CompaniesPREMIUM

Delta Property Fund in negotiations to sell up to 29 properties

The company has been selling noncore assets to reduce its debt

Delta Heights in Pretoria is owned by Delta Property Fund. Picture: SUPPLIED
Delta Heights in Pretoria is owned by Delta Property Fund. Picture: SUPPLIED

Delta Property Fund, which has a mostly government tenant base, is at an advanced stage of negotiations to sell 29 of its properties, as part of its strategy to improve the company by selling selected properties, reducing debt, improving costs and lowering the vacancies.

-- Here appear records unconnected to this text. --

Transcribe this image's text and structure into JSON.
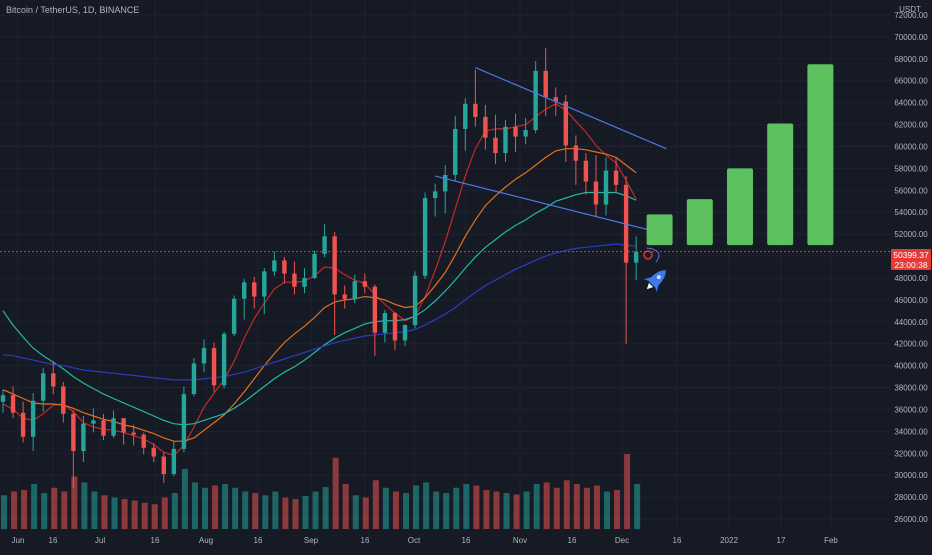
{
  "header": {
    "symbol_title": "Bitcoin / TetherUS, 1D, BINANCE"
  },
  "price_axis": {
    "currency": "USDT",
    "ticks": [
      "72000.00",
      "70000.00",
      "68000.00",
      "66000.00",
      "64000.00",
      "62000.00",
      "60000.00",
      "58000.00",
      "56000.00",
      "54000.00",
      "52000.00",
      "50000.00",
      "48000.00",
      "46000.00",
      "44000.00",
      "42000.00",
      "40000.00",
      "38000.00",
      "36000.00",
      "34000.00",
      "32000.00",
      "30000.00",
      "28000.00",
      "26000.00"
    ],
    "last_price": "50399.37",
    "countdown": "23:00:38"
  },
  "time_axis": {
    "labels": [
      "Jun",
      "16",
      "Jul",
      "16",
      "Aug",
      "16",
      "Sep",
      "16",
      "Oct",
      "16",
      "Nov",
      "16",
      "Dec",
      "16",
      "2022",
      "17",
      "Feb"
    ]
  },
  "colors": {
    "background": "#161a25",
    "up": "#26a69a",
    "down": "#ef5350",
    "projection_bar": "#5cc15e",
    "trendline": "#4c78e6",
    "ma_red": "#c62828",
    "ma_orange": "#e2711d",
    "ma_teal": "#21b8a6",
    "ma_blue": "#2d3bbf",
    "price_line": "#e53935"
  },
  "chart_data": {
    "type": "candlestick",
    "y_range": [
      25000,
      73500
    ],
    "candles": [
      {
        "d": "Jun 1",
        "o": 36700,
        "h": 37800,
        "l": 35700,
        "c": 37300
      },
      {
        "d": "Jun 4",
        "o": 37300,
        "h": 38100,
        "l": 35200,
        "c": 35700
      },
      {
        "d": "Jun 7",
        "o": 35700,
        "h": 36700,
        "l": 33000,
        "c": 33500
      },
      {
        "d": "Jun 10",
        "o": 33500,
        "h": 37500,
        "l": 32200,
        "c": 36800
      },
      {
        "d": "Jun 13",
        "o": 36800,
        "h": 39800,
        "l": 35800,
        "c": 39300
      },
      {
        "d": "Jun 16",
        "o": 39300,
        "h": 40400,
        "l": 37400,
        "c": 38100
      },
      {
        "d": "Jun 19",
        "o": 38100,
        "h": 38500,
        "l": 34800,
        "c": 35600
      },
      {
        "d": "Jun 22",
        "o": 35600,
        "h": 35900,
        "l": 28800,
        "c": 32200
      },
      {
        "d": "Jun 25",
        "o": 32200,
        "h": 35400,
        "l": 31200,
        "c": 34700
      },
      {
        "d": "Jun 28",
        "o": 34700,
        "h": 36100,
        "l": 33900,
        "c": 35000
      },
      {
        "d": "Jul 1",
        "o": 35000,
        "h": 35600,
        "l": 33200,
        "c": 33600
      },
      {
        "d": "Jul 4",
        "o": 33600,
        "h": 35900,
        "l": 33400,
        "c": 35200
      },
      {
        "d": "Jul 7",
        "o": 35200,
        "h": 35100,
        "l": 32800,
        "c": 33900
      },
      {
        "d": "Jul 10",
        "o": 33900,
        "h": 34600,
        "l": 32700,
        "c": 33700
      },
      {
        "d": "Jul 13",
        "o": 33700,
        "h": 33900,
        "l": 31900,
        "c": 32500
      },
      {
        "d": "Jul 16",
        "o": 32500,
        "h": 32900,
        "l": 31200,
        "c": 31700
      },
      {
        "d": "Jul 19",
        "o": 31700,
        "h": 32100,
        "l": 29300,
        "c": 30100
      },
      {
        "d": "Jul 22",
        "o": 30100,
        "h": 33100,
        "l": 29900,
        "c": 32400
      },
      {
        "d": "Jul 25",
        "o": 32400,
        "h": 38100,
        "l": 32100,
        "c": 37400
      },
      {
        "d": "Jul 28",
        "o": 37400,
        "h": 40700,
        "l": 37200,
        "c": 40200
      },
      {
        "d": "Jul 31",
        "o": 40200,
        "h": 42400,
        "l": 39400,
        "c": 41600
      },
      {
        "d": "Aug 3",
        "o": 41600,
        "h": 42100,
        "l": 37600,
        "c": 38200
      },
      {
        "d": "Aug 6",
        "o": 38200,
        "h": 43100,
        "l": 37900,
        "c": 42900
      },
      {
        "d": "Aug 9",
        "o": 42900,
        "h": 46400,
        "l": 42700,
        "c": 46100
      },
      {
        "d": "Aug 12",
        "o": 46100,
        "h": 47900,
        "l": 44200,
        "c": 47600
      },
      {
        "d": "Aug 15",
        "o": 47600,
        "h": 48100,
        "l": 45200,
        "c": 46300
      },
      {
        "d": "Aug 18",
        "o": 46300,
        "h": 48900,
        "l": 44700,
        "c": 48600
      },
      {
        "d": "Aug 21",
        "o": 48600,
        "h": 50400,
        "l": 48200,
        "c": 49600
      },
      {
        "d": "Aug 24",
        "o": 49600,
        "h": 49900,
        "l": 47500,
        "c": 48400
      },
      {
        "d": "Aug 27",
        "o": 48400,
        "h": 49500,
        "l": 46500,
        "c": 47200
      },
      {
        "d": "Aug 30",
        "o": 47200,
        "h": 48900,
        "l": 46600,
        "c": 48000
      },
      {
        "d": "Sep 2",
        "o": 48000,
        "h": 50500,
        "l": 47900,
        "c": 50200
      },
      {
        "d": "Sep 5",
        "o": 50200,
        "h": 52900,
        "l": 49900,
        "c": 51800
      },
      {
        "d": "Sep 8",
        "o": 51800,
        "h": 52200,
        "l": 42800,
        "c": 46500
      },
      {
        "d": "Sep 11",
        "o": 46500,
        "h": 47300,
        "l": 45200,
        "c": 46100
      },
      {
        "d": "Sep 14",
        "o": 46100,
        "h": 48300,
        "l": 45700,
        "c": 47700
      },
      {
        "d": "Sep 17",
        "o": 47700,
        "h": 48400,
        "l": 46600,
        "c": 47200
      },
      {
        "d": "Sep 20",
        "o": 47200,
        "h": 47400,
        "l": 40900,
        "c": 43000
      },
      {
        "d": "Sep 23",
        "o": 43000,
        "h": 45100,
        "l": 42100,
        "c": 44800
      },
      {
        "d": "Sep 26",
        "o": 44800,
        "h": 44900,
        "l": 41400,
        "c": 42300
      },
      {
        "d": "Sep 29",
        "o": 42300,
        "h": 43800,
        "l": 41800,
        "c": 43700
      },
      {
        "d": "Oct 2",
        "o": 43700,
        "h": 48600,
        "l": 43400,
        "c": 48200
      },
      {
        "d": "Oct 5",
        "o": 48200,
        "h": 55800,
        "l": 47900,
        "c": 55300
      },
      {
        "d": "Oct 8",
        "o": 55300,
        "h": 56600,
        "l": 53600,
        "c": 55900
      },
      {
        "d": "Oct 11",
        "o": 55900,
        "h": 58300,
        "l": 53900,
        "c": 57400
      },
      {
        "d": "Oct 14",
        "o": 57400,
        "h": 62800,
        "l": 56900,
        "c": 61600
      },
      {
        "d": "Oct 17",
        "o": 61600,
        "h": 64400,
        "l": 59600,
        "c": 63900
      },
      {
        "d": "Oct 20",
        "o": 63900,
        "h": 67000,
        "l": 61800,
        "c": 62700
      },
      {
        "d": "Oct 23",
        "o": 62700,
        "h": 63800,
        "l": 59700,
        "c": 60800
      },
      {
        "d": "Oct 26",
        "o": 60800,
        "h": 62900,
        "l": 58400,
        "c": 59400
      },
      {
        "d": "Oct 29",
        "o": 59400,
        "h": 62400,
        "l": 58600,
        "c": 61800
      },
      {
        "d": "Nov 1",
        "o": 61800,
        "h": 63000,
        "l": 59500,
        "c": 60900
      },
      {
        "d": "Nov 4",
        "o": 60900,
        "h": 62600,
        "l": 60200,
        "c": 61500
      },
      {
        "d": "Nov 7",
        "o": 61500,
        "h": 67800,
        "l": 61200,
        "c": 66900
      },
      {
        "d": "Nov 10",
        "o": 66900,
        "h": 69000,
        "l": 62800,
        "c": 64500
      },
      {
        "d": "Nov 13",
        "o": 64500,
        "h": 65400,
        "l": 62800,
        "c": 64100
      },
      {
        "d": "Nov 16",
        "o": 64100,
        "h": 64700,
        "l": 58600,
        "c": 60100
      },
      {
        "d": "Nov 19",
        "o": 60100,
        "h": 61000,
        "l": 56500,
        "c": 58700
      },
      {
        "d": "Nov 22",
        "o": 58700,
        "h": 59400,
        "l": 55600,
        "c": 56800
      },
      {
        "d": "Nov 25",
        "o": 56800,
        "h": 59200,
        "l": 53600,
        "c": 54700
      },
      {
        "d": "Nov 28",
        "o": 54700,
        "h": 59000,
        "l": 53700,
        "c": 57800
      },
      {
        "d": "Dec 1",
        "o": 57800,
        "h": 59000,
        "l": 55800,
        "c": 56500
      },
      {
        "d": "Dec 4",
        "o": 56500,
        "h": 57300,
        "l": 42000,
        "c": 49400
      },
      {
        "d": "Dec 7",
        "o": 49400,
        "h": 51800,
        "l": 47800,
        "c": 50400
      }
    ],
    "moving_averages": [
      {
        "color": "red",
        "values": [
          36500,
          36000,
          35200,
          35000,
          35600,
          36400,
          36500,
          35800,
          34800,
          34400,
          34200,
          34100,
          33900,
          33600,
          33300,
          32800,
          32100,
          31800,
          32700,
          34400,
          36200,
          37500,
          38700,
          40400,
          42500,
          44300,
          45700,
          47000,
          47600,
          47600,
          47700,
          48200,
          49000,
          48900,
          48300,
          47800,
          47500,
          46500,
          45600,
          44800,
          44100,
          44500,
          46300,
          48700,
          51300,
          54300,
          57300,
          59800,
          61400,
          61600,
          61600,
          61800,
          62000,
          62700,
          63400,
          63900,
          63300,
          62300,
          61300,
          60100,
          59200,
          58500,
          56900,
          55200
        ]
      },
      {
        "color": "orange",
        "values": [
          37800,
          37400,
          37000,
          36600,
          36500,
          36500,
          36400,
          36100,
          35700,
          35400,
          35100,
          34900,
          34600,
          34400,
          34100,
          33800,
          33400,
          33100,
          33100,
          33400,
          34100,
          34800,
          35500,
          36500,
          37600,
          38800,
          40000,
          41100,
          42100,
          42900,
          43600,
          44400,
          45300,
          45800,
          46000,
          46100,
          46300,
          46200,
          46000,
          45600,
          45300,
          45400,
          46200,
          47300,
          48500,
          50100,
          51800,
          53300,
          54600,
          55500,
          56300,
          57000,
          57600,
          58300,
          59000,
          59600,
          59800,
          59800,
          59700,
          59500,
          59300,
          59000,
          58300,
          57600
        ]
      },
      {
        "color": "teal",
        "values": [
          45000,
          43700,
          42600,
          41600,
          40900,
          40300,
          39700,
          39000,
          38400,
          37900,
          37400,
          37000,
          36600,
          36200,
          35800,
          35400,
          35000,
          34700,
          34600,
          34700,
          35000,
          35300,
          35600,
          36100,
          36700,
          37400,
          38100,
          38800,
          39400,
          39900,
          40500,
          41200,
          41900,
          42500,
          43000,
          43400,
          43800,
          44000,
          44100,
          44100,
          44200,
          44500,
          45100,
          45900,
          46800,
          47800,
          48900,
          49900,
          50800,
          51500,
          52200,
          52800,
          53300,
          53900,
          54400,
          55000,
          55300,
          55600,
          55800,
          55800,
          55800,
          55800,
          55500,
          55100
        ]
      },
      {
        "color": "blue",
        "values": [
          41000,
          40900,
          40700,
          40500,
          40300,
          40100,
          40000,
          39800,
          39600,
          39500,
          39400,
          39300,
          39200,
          39100,
          39000,
          38900,
          38800,
          38700,
          38700,
          38700,
          38800,
          38900,
          39000,
          39200,
          39400,
          39700,
          40000,
          40300,
          40600,
          40900,
          41200,
          41500,
          41800,
          42100,
          42300,
          42500,
          42700,
          42800,
          42900,
          43000,
          43100,
          43300,
          43700,
          44200,
          44700,
          45300,
          46000,
          46700,
          47300,
          47800,
          48300,
          48800,
          49200,
          49600,
          50000,
          50300,
          50500,
          50700,
          50800,
          50900,
          51000,
          51100,
          51000,
          50900
        ]
      }
    ],
    "volume": [
      0.45,
      0.5,
      0.52,
      0.6,
      0.48,
      0.55,
      0.5,
      0.7,
      0.62,
      0.5,
      0.45,
      0.42,
      0.4,
      0.38,
      0.35,
      0.33,
      0.42,
      0.48,
      0.8,
      0.62,
      0.55,
      0.58,
      0.6,
      0.55,
      0.5,
      0.48,
      0.45,
      0.5,
      0.42,
      0.4,
      0.44,
      0.5,
      0.56,
      0.95,
      0.6,
      0.45,
      0.42,
      0.65,
      0.55,
      0.5,
      0.48,
      0.58,
      0.62,
      0.5,
      0.48,
      0.55,
      0.6,
      0.58,
      0.52,
      0.5,
      0.48,
      0.46,
      0.5,
      0.6,
      0.62,
      0.55,
      0.65,
      0.6,
      0.55,
      0.58,
      0.5,
      0.52,
      1.0,
      0.6
    ],
    "trendlines": [
      {
        "from": {
          "d": "Oct 20",
          "p": 67200
        },
        "to": {
          "d": "Dec 16",
          "p": 59800
        }
      },
      {
        "from": {
          "d": "Oct 8",
          "p": 57300
        },
        "to": {
          "d": "Dec 12",
          "p": 52300
        }
      }
    ],
    "projection_bars": [
      {
        "d": "Dec 14",
        "top": 53800,
        "bottom": 51000
      },
      {
        "d": "Dec 26",
        "top": 55200,
        "bottom": 51000
      },
      {
        "d": "Jan 7",
        "top": 58000,
        "bottom": 51000
      },
      {
        "d": "Jan 19",
        "top": 62100,
        "bottom": 51000
      },
      {
        "d": "Jan 31",
        "top": 67500,
        "bottom": 51000
      }
    ]
  }
}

The company, valued at about R171m on the JSE, said on Tuesday in its results for the six months to end-August that it is looking to offload 43 noncore assets, valued at R2.2bn, including the 29 that are in advanced stages of talks, and five properties, valued at R124.5m, expected to be sold in the next six months.

“It’s a common misperception in the market that we are forced sellers of our assets. This is evident from the number of opportunistic offers received or offers on assets that are not for sale,” CEO Bongi Masinga said.

“Properties that are expected to transfer in the short term have all been disposed of at a minimal discount to book value, or, in some instances, at a slight premium to book value,” she added.

Delta’s property portfolio, valued at R6.9bn, includes 91 properties with a gross lettable area of 837,956m², about the size of 117 soccer pitches.

In the reporting period, one property was sold for R44m and another one subsequently for R5.4m, with the proceeds going to paying off the group’s debt.

Delta’s plan is to become a smaller, but more sustainable, real-estate investment trust over the medium term, according to Masinga, with core properties of about R4.7bn.

The group’s rental income declined 9.2% to R573.8m, property operating expenses 8.4% to R219.4m and net operating profit 7.8% to R311.9m.

Funds from operations (FFO) per share was down 11.1% to 8.1c, and the weighted average rental went from R125.33/m² to R114.64/m².

Over the past six months, its loan-to-value ratio improved by 1.4 percentage points to 60% and average rental collections 0.5 percentage points to 101.5%.

The company decided against declaring an interim dividend because of lower revenue and higher interest rates.